When new accelerators support OpenCL, it gets accepted more easily. So it is very interesting the PEZY-SC runs on OpenCL. I asked at ISC and got explained it was a subset of OpenCL, but could not get the finger on which subset, nor could I get access to test it. It does mean that code that would run well on this machine is easy to port. And then I mean the same “easy” Intel uses for explaining the easyness of porting OpenMP software to XeonPhi: PEZI-specific optimisations and writing around the missing functionality would still take effort – the typical stuff we do at StreamHPC.

RIKEN Shoubu

Some information on “Shoubu” (“Iris” in Japanese), the top 1 on the Green 500. According to the Green500 it is 353.8 TFLOPS (based on 50kW, using an actual benchmark). On 25 June RIKEN announced the Shoubu is 2 PFLOPS (theoretical). If the full machine is used for the Green500, then the efficiency was only 18%!

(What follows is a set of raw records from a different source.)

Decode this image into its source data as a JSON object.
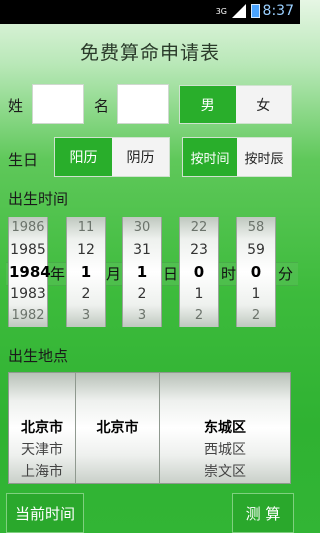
{
  "status": {
    "time": "8:37",
    "network": "3G"
  },
  "title": "免费算命申请表",
  "surname_label": "姓",
  "name_label": "名",
  "gender": {
    "male": "男",
    "female": "女",
    "selected": "male"
  },
  "birthday_label": "生日",
  "calendar": {
    "solar": "阳历",
    "lunar": "阴历",
    "selected": "solar"
  },
  "time_mode": {
    "by_time": "按时间",
    "by_hour": "按时辰",
    "selected": "by_time"
  },
  "birth_time_label": "出生时间",
  "year_wheel": [
    "1986",
    "1985",
    "1984",
    "1983",
    "1982"
  ],
  "month_wheel": [
    "11",
    "12",
    "1",
    "2",
    "3"
  ],
  "day_wheel": [
    "30",
    "31",
    "1",
    "2",
    "3"
  ],
  "hour_wheel": [
    "22",
    "23",
    "0",
    "1",
    "2"
  ],
  "minute_wheel": [
    "58",
    "59",
    "0",
    "1",
    "2"
  ],
  "units": {
    "year": "年",
    "month": "月",
    "day": "日",
    "hour": "时",
    "minute": "分"
  },
  "birth_place_label": "出生地点",
  "province_wheel": [
    "",
    "",
    "北京市",
    "天津市",
    "上海市"
  ],
  "city_wheel": [
    "",
    "",
    "北京市",
    "",
    ""
  ],
  "district_wheel": [
    "",
    "",
    "东城区",
    "西城区",
    "崇文区"
  ],
  "current_time_button": "当前时间",
  "calculate_button": "测 算"
}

Below are some images of the installation.

shoubu2 shoubu3 shoubu1

Source: http://www.exascaler.co.jp/wp-content/uploads/2015/06/20150625.pdf

An important part is Exascaler’s immersion technology, what I understood is a spin-off of PEZY. I’m very curious what the AMD FirePro S9150 does when it uses immersion-cooling – I think we have to do some frying at the office to find out.

PEZY-SC1.4 and PEZY-SC2

PEZY started with a multi-core processor of 512 cores, the PEZY-1. The PEZY-SC has 1024 cores and has had a few gradual upgrades – currently PEZY-SC 1.4 (“the brick”) is installed.

PEZY-SC Specification:

Logic Cores(PE) 1,024
Core Frequency 733MHz
Peak Performance Floating Point. Single 3.0TFlops / Double 1.5TFlops
Host Interface PCI Express GEN3.0 x8Lane x 4Port (x16 bifurcation available)
JESD204B Protocol support
DRAM Interface DDR4, DDR3 combo 64bit x 8Port Max B/W 1533.6GB/s
+Ultra WIDE IO SDRAM (2,048bit) x 2Port Max B/W 102.4GB/s
Control CPU ARM926 dual core
Process Node 28nm
Package FCBGA 47.5mm x 47.5mm, Ball Pitch 1mm, 2,112pin

Source: http://pezy.co.jp/en/products/pezy-sc.html

Development on PEZY-SC2 is ongoing, which will have a staggering 4096 cores. Ofcourse efficiency has to go up (if the 18% is correct), to make this a good upgrade.

There is no promise on when the PEZY-SC2 will be announced, but it will certainly surprise us again hen it arrives.